I’ll think about it tomorrow
>> Dad probably never written, wrote anything down, but he had spoke about it, not like Mum, Mum would never (indistinct), but Dad would.
>> Like with Mum now, she’s going to be 80, and I actually have spoken a little bit to Mum about what she would like mmm in about 100 years – I don’t like talking about these things, they don’t really make me happy, but it’s reality and we just have to face it.
>>Well, I know that when you’re young you have your parents to care, look after you bring you up best you can, but when you get older you’ve got to think about yourself
>>And then when Mum did pass away, we kept wondering what was going to happen with him: what do you want, Dad? Do you want to come and live with one of us? “No, no, I’m fine, I’ve got me home here, why would I bother going anywhere else?” Then I said well I suppose that’s true, I really don’t need to worry about you Dad, you own your own home, you’ve got some money in the bank, you’ve got your pension, you’ve got your health, you’re still able to drive the car around and things like that, so at this stage we don’t have to worry too much about you, we’ll always be there for you. How many of us think, I’ve put down my car keys and don’t know where they are. We didn’t realise that was the start of his dementia coming.
>> I went for my regular mammogram and was diagnosed with breast cancer, that was a shock.
>> About 10 years ago I was diagnosed with epilepsy, in the period since, it’s had a significant impact on my life.
>>And I have said to the girls, I don’t ever want to be in a home where I have to be fed, I have to have someone change my nappy, if you like, I don’t want that. That’s not…To me that’s not quality of life. If other people can cope with that, that is fine, but I don’t personally want to cope with that. And I don’t want other people to have to do that for me.
>>Having someone tell you that you’re going to be on medication for the rest of your life. And it’s medication that has a significant impact on you both psychologically and physically, it’s difficult to know what that’s going to mean for you and how your health is going to be maintained or good health’s going to be maintained.

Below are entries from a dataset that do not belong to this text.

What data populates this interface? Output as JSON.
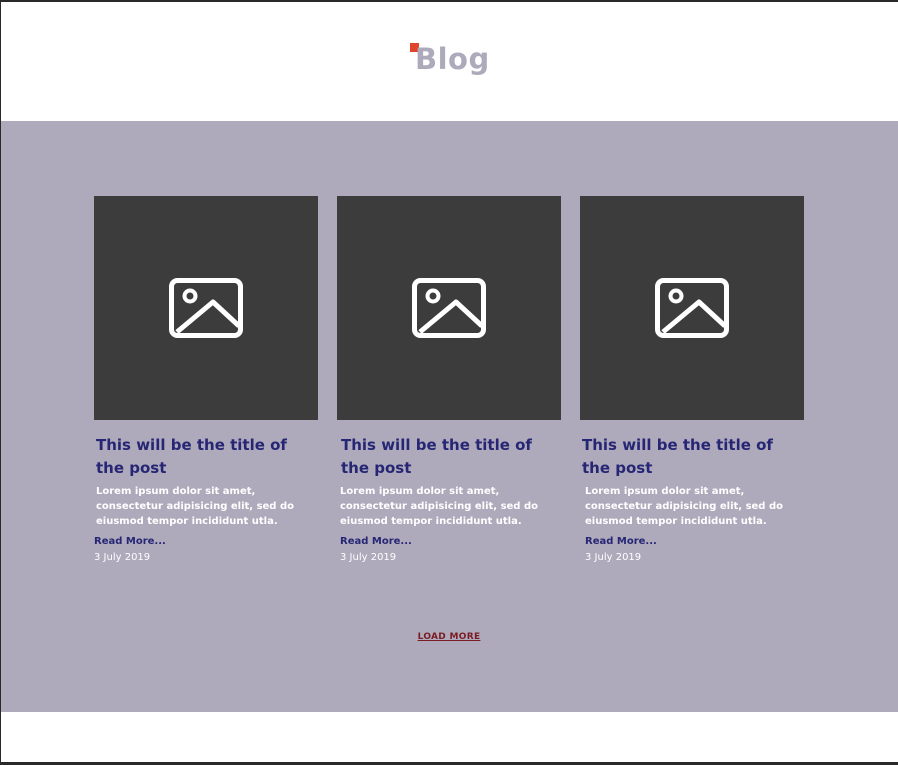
{
  "header": {
    "logo_text": "Blog",
    "accent_color": "#e0452c"
  },
  "posts": [
    {
      "image_icon": "image-placeholder-icon",
      "title": "This will be the title of the post",
      "excerpt": "Lorem ipsum dolor sit amet, consectetur adipisicing elit, sed do eiusmod tempor incididunt utla.",
      "read_more": "Read More...",
      "date": "3 July 2019"
    },
    {
      "image_icon": "image-placeholder-icon",
      "title": "This will be the title of the post",
      "excerpt": "Lorem ipsum dolor sit amet, consectetur adipisicing elit, sed do eiusmod tempor incididunt utla.",
      "read_more": "Read More...",
      "date": "3 July 2019"
    },
    {
      "image_icon": "image-placeholder-icon",
      "title": "This will be the title of the post",
      "excerpt": "Lorem ipsum dolor sit amet, consectetur adipisicing elit, sed do eiusmod tempor incididunt utla.",
      "read_more": "Read More...",
      "date": "3 July 2019"
    }
  ],
  "load_more_label": "LOAD MORE",
  "colors": {
    "main_background": "#aeaabb",
    "image_placeholder": "#3c3c3c",
    "title": "#262675",
    "load_more": "#7a1c22"
  }
}
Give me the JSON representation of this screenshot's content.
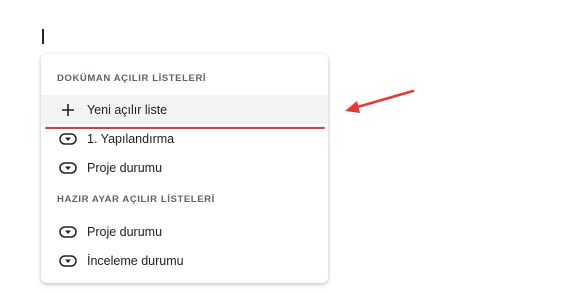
{
  "menu": {
    "document_section_header": "DOKÜMAN AÇILIR LİSTELERİ",
    "document_items": [
      {
        "label": "Yeni açılır liste",
        "icon": "plus-icon"
      },
      {
        "label": "1. Yapılandırma",
        "icon": "dropdown-chip-icon"
      },
      {
        "label": "Proje durumu",
        "icon": "dropdown-chip-icon"
      }
    ],
    "preset_section_header": "HAZIR AYAR AÇILIR LİSTELERİ",
    "preset_items": [
      {
        "label": "Proje durumu",
        "icon": "dropdown-chip-icon"
      },
      {
        "label": "İnceleme durumu",
        "icon": "dropdown-chip-icon"
      }
    ]
  },
  "colors": {
    "annotation": "#e53935",
    "highlight": "#f1f3f4",
    "text": "#202124",
    "header_text": "#5f6368"
  }
}
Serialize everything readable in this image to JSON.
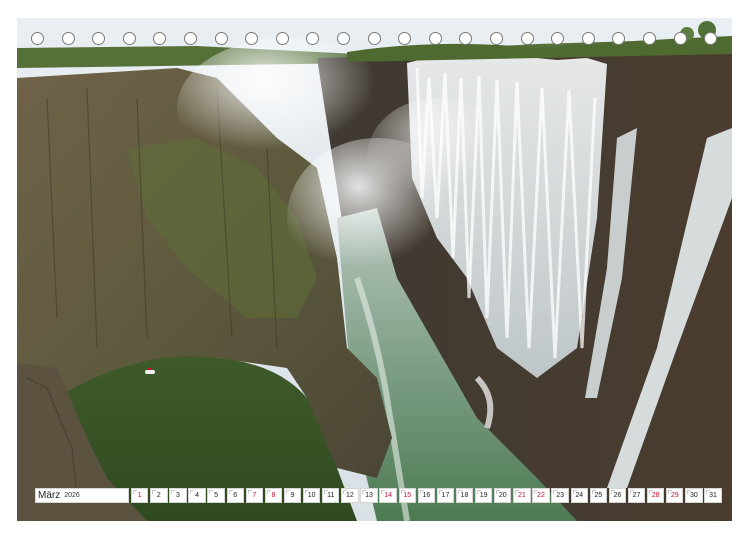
{
  "calendar": {
    "month": "März",
    "year": "2026",
    "days": [
      {
        "n": "1",
        "weekend": true
      },
      {
        "n": "2",
        "weekend": false
      },
      {
        "n": "3",
        "weekend": false
      },
      {
        "n": "4",
        "weekend": false
      },
      {
        "n": "5",
        "weekend": false
      },
      {
        "n": "6",
        "weekend": false
      },
      {
        "n": "7",
        "weekend": true
      },
      {
        "n": "8",
        "weekend": true
      },
      {
        "n": "9",
        "weekend": false
      },
      {
        "n": "10",
        "weekend": false
      },
      {
        "n": "11",
        "weekend": false
      },
      {
        "n": "12",
        "weekend": false
      },
      {
        "n": "13",
        "weekend": false
      },
      {
        "n": "14",
        "weekend": true
      },
      {
        "n": "15",
        "weekend": true
      },
      {
        "n": "16",
        "weekend": false
      },
      {
        "n": "17",
        "weekend": false
      },
      {
        "n": "18",
        "weekend": false
      },
      {
        "n": "19",
        "weekend": false
      },
      {
        "n": "20",
        "weekend": false
      },
      {
        "n": "21",
        "weekend": true
      },
      {
        "n": "22",
        "weekend": true
      },
      {
        "n": "23",
        "weekend": false
      },
      {
        "n": "24",
        "weekend": false
      },
      {
        "n": "25",
        "weekend": false
      },
      {
        "n": "26",
        "weekend": false
      },
      {
        "n": "27",
        "weekend": false
      },
      {
        "n": "28",
        "weekend": true
      },
      {
        "n": "29",
        "weekend": true
      },
      {
        "n": "30",
        "weekend": false
      },
      {
        "n": "31",
        "weekend": false
      }
    ]
  },
  "colors": {
    "weekend_text": "#c8102e",
    "cell_border": "#d5d5d5",
    "ring_border": "#7a7a7a"
  },
  "binding_holes": 23
}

>> JULIAN I am a single person, I belong to the Gay and Lesbian Community, and there are a lot of people in my world who have limited access to birth families or next of kins(sic) or whatever you want to call it. And so that’s why it’s important to have it down on paper.
>> Well I think no matter what age you are, you’ve got to think about your future, no good saying there’s always tomorrow. Now as you get older, what do you want? What in the way of a funeral, or who do you want to care for, you know, which path do you want to go, in your life. And I decided, ah I know what I will do, I’ll get an exercise book and write my life in it. I’ve got two cousins that know all about the book. But I certainly got a good friend who’s a nurse, diabetic nurse, as well, who’s said to me “you’ve got to get on to it. You’ve really got to set your mind to it”. I’ve got a will, certainly got that, which needs to be altered, and she said “get it all together and think about your advance care plan done as well.”

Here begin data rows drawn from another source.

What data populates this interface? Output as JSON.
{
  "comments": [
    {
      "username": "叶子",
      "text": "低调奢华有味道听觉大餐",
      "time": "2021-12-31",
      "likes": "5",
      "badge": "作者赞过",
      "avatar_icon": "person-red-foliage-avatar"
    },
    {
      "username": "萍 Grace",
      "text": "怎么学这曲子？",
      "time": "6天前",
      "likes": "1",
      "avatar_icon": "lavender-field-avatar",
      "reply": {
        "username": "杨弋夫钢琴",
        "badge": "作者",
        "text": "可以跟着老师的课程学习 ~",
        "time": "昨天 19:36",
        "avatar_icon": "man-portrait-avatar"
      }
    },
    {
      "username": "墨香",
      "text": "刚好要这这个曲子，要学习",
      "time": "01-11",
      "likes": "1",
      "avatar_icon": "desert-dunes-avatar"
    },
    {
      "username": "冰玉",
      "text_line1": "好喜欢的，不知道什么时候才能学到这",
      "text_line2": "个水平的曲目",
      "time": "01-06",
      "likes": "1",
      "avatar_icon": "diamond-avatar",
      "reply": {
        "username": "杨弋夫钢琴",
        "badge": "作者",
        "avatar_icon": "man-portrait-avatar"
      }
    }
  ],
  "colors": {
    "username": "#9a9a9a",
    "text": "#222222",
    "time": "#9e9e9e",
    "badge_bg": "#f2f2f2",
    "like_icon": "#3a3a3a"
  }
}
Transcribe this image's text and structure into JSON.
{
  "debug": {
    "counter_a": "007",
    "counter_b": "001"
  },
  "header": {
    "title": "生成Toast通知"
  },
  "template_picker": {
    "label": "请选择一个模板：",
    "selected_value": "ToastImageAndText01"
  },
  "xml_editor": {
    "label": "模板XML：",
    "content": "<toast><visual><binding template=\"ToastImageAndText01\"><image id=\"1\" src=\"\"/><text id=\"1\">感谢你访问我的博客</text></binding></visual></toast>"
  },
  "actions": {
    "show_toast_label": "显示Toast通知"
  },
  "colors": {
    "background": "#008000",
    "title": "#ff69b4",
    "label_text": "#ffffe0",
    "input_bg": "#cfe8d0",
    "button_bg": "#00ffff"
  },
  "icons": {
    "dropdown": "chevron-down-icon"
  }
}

>> Now the concept of advance care planning, what I’ve come to realise that it’s about taking responsibility for how you want things to be, and not putting people in a position where they have to make decisions that they probably shouldn’t have to make. And making it as easy for them to come to terms with whatever it is that they might need to rather than have to have the dual worry of is this the right thing to be doing.
>> After going through this with my mother, and going through with my father, my husband and my plans have been done, to the stage where I won’t have my children going through what I’ve gone through at the moment. I just would not like have to put them through it again, the way I’ve gone through it, at all.

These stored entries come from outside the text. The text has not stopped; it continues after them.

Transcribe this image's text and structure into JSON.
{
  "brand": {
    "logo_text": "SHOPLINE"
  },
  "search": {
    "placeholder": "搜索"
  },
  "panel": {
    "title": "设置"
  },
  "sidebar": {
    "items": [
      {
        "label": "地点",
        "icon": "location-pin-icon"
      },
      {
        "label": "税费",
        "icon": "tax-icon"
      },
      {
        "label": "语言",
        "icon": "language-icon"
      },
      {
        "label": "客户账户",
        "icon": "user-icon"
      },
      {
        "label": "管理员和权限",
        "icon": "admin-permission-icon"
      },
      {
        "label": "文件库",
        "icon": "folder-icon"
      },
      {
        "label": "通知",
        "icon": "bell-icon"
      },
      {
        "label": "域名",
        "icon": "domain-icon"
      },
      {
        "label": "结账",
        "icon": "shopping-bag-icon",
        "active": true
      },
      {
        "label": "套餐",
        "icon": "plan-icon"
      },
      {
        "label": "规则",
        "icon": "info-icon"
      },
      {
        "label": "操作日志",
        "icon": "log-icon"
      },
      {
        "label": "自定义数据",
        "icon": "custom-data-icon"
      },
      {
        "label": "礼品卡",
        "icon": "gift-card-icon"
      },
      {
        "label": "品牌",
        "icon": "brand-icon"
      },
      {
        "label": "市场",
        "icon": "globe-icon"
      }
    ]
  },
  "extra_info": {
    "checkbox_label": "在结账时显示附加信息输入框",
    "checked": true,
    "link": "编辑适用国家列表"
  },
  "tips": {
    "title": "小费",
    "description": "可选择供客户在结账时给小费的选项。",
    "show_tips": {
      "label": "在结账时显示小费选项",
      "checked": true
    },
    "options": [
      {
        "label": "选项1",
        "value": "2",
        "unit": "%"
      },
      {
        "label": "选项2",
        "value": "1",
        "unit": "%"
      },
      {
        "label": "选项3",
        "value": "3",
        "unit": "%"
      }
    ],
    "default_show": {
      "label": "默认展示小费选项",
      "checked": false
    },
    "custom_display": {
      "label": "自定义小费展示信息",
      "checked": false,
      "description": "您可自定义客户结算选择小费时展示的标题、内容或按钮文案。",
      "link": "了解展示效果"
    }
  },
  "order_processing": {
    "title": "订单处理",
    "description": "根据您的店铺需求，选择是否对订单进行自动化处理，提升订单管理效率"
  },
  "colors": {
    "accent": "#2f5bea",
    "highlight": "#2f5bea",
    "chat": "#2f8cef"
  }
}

>> JULIAN I first heard of it about four years ago and I did mine three years ago. The first step to go through something like this, was interesting because it was discussion on lifestyle and it was discussion on life values. From that interview then, we took my thoughts stronger, into the medical treatment, the medical environment and that took it through into what I would like to be done, how I would like to be treated? So it was a step by step process and finally we had an advance care directive. I already did have a medical Power of Attorney, a niece of mine, so I took the directive and I went over it with her, step by step. Our first impression, mine was, that I don’t really know or care about what’s gonna happen, I won’t be conscious so it doesn’t really matter, but I then discovered in the second process, that there were aspects that I actually did feel quite strongly about, so it isn’t something that you just don’t jump into, it is something that evolves and I can say with all, total honesty, that it was probably one of the best things that I’ve done.
>>See a lot of people fear death. And I think that’s an issue. You know, they don’t want to talk about it because they find it as something scary. It’s a conversation that has to happen, and, um, I guess as I say a lot of it depends on your relationship. And I am very fortunate as I have got a very open relationship with my girls. And there’s never any topic that’s off the table.
>>It’s very easy to think you’re indestructible when you’re eighteen. Or twenty-one. I know I did. But, life doesn’t go on forever. And the sooner you start to have the conversations about it not going on forever, the sooner you understand that life’s more important and you should be living it the best way you can, and to the fullest, sooner rather than later.